Employees will need to be notified of the proposed changes. Currently this is likely to be globally by email or in a virtual presentation by Skype/Teams or similar. This notification should not only set out the proposed changes but also explain the rationale. Whilst the reason for needing to cut pay or make other changes may seem obvious in the current climate, employees will want to know why the changes are necessary for the particular business. Is it that pay cuts now will hopefully mean avoiding redundancies in the future?
Employees will be more understanding and more likely to agree to the changes if they are part of the conversation.
Individual consultation with affected employees is advisable and collective consultation may be necessary depending on the likelihood that the business may need to terminate employees’ employment and offer re-engagement on the new terms. It is important to explain the consequences if employees do not agree to the changes.
If employees do not consent to the changes, businesses can potentially terminate their employment and offer re-employment on the new terms but this should be a last resort given the risk of claims, including for unfair dismissal.
Collective consultation in accordance with s188 of the Trade Union and Labour Relations (Consolidation) Act 1992 is required if businesses propose to dismiss 20 or more employees within a 90 day period at one establishment because they have not agreed to a change in terms. The Secretary of State must be notified of the potential dismissals on a form HR1.
Collective consultation takes place with elected employee representatives and must last for a minimum period before any dismissals can take effect (30 days if the proposal is to dismiss 20 to 99 or 45 days for 100 or more employees). Failure to carry out collective consultation can lead to successful claims for protective awards of up to 90 days’ pay to all employees affected. There is also a criminal penalty for failure to notify Secretary of State of the potential terminations.
Many businesses will have to make these changes as a matter of urgency and will be concerned that they do not have time to consult. There is a “special circumstances” defence to the failure to collectively consult but it is interpreted very narrowly and it is not enough to show that there are circumstances which render compliance with the relevant statutory requirements not reasonably practicable. A special circumstance needs to be something out of the ordinary, something uncommon such as sudden disaster.
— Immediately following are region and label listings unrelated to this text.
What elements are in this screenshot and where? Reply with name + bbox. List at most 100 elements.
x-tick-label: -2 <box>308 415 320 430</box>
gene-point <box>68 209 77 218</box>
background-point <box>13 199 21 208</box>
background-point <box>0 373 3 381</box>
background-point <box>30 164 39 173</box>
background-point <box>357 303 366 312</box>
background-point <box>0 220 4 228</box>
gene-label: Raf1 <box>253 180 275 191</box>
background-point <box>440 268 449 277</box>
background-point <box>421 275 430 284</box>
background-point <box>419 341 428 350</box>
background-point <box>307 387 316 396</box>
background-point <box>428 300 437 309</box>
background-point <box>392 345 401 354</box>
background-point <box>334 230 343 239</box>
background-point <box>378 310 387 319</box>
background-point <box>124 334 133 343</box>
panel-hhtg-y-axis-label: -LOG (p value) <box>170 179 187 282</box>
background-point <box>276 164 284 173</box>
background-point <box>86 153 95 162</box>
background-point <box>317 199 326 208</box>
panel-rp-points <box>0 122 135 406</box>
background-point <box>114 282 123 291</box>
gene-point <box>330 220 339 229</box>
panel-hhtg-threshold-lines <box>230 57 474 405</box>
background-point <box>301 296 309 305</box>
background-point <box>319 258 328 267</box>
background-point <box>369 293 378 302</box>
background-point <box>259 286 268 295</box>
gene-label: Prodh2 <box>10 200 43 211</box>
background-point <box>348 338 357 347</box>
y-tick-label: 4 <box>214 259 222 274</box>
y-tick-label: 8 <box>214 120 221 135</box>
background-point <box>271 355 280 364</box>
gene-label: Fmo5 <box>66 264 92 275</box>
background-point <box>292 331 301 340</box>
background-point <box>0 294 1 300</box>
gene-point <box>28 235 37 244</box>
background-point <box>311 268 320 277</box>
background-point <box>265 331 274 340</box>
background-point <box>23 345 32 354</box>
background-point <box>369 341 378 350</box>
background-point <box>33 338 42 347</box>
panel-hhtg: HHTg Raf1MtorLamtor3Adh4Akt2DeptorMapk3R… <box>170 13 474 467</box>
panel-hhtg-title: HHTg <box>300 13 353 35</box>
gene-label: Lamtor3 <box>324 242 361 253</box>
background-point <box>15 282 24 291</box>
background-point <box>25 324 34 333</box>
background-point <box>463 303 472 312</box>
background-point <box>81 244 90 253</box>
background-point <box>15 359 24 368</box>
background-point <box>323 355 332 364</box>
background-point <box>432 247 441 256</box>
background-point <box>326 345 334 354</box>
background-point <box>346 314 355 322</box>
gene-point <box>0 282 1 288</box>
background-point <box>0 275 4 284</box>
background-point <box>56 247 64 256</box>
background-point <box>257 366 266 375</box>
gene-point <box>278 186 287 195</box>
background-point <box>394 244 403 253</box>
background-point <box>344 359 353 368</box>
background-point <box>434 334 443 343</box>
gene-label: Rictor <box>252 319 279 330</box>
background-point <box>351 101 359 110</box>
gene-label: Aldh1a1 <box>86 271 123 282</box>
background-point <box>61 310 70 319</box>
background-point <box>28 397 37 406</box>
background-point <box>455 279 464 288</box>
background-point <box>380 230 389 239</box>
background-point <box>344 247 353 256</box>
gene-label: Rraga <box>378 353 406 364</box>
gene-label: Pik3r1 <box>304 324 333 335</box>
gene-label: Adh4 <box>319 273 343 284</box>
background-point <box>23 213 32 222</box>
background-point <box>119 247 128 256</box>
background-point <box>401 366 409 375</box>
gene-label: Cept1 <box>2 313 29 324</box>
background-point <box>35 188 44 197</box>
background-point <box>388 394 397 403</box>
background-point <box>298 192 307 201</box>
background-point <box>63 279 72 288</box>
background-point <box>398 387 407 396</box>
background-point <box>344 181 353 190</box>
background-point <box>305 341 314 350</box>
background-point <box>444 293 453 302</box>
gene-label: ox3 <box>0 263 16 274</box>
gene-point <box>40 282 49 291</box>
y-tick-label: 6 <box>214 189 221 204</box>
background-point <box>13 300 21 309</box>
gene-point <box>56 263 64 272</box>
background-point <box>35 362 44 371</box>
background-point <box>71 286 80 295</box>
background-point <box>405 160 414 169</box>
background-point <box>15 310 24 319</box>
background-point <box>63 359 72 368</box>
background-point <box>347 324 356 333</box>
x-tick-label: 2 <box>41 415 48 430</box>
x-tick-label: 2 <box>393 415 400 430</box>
Whilst there is the potential that the current pandemic may fit the criteria, even where the defence is applicable, the employer needs to take such steps towards compliance as are reasonably practicable.
It is important to remember that collective consultation is not a substitute for individual consultation about the potential for termination so this must also take place (which should cover, for example the application of selection criteria and alternative employment options).
Securing signatures is problematic at the moment but businesses should make sure that any changes to the employment contract are agreed in writing, even if it is just by email.
Employees will no doubt understand businesses having to act quickly and decisively to protect their jobs but, at the same time, they are only likely to accept a significant change to their terms if there appears to be a genuine business need for it and they are properly consulted. Taking the time to make changes lawfully and through engagement with the employees will limit the potential for long term damage to employee relations as well as the risk of legal action.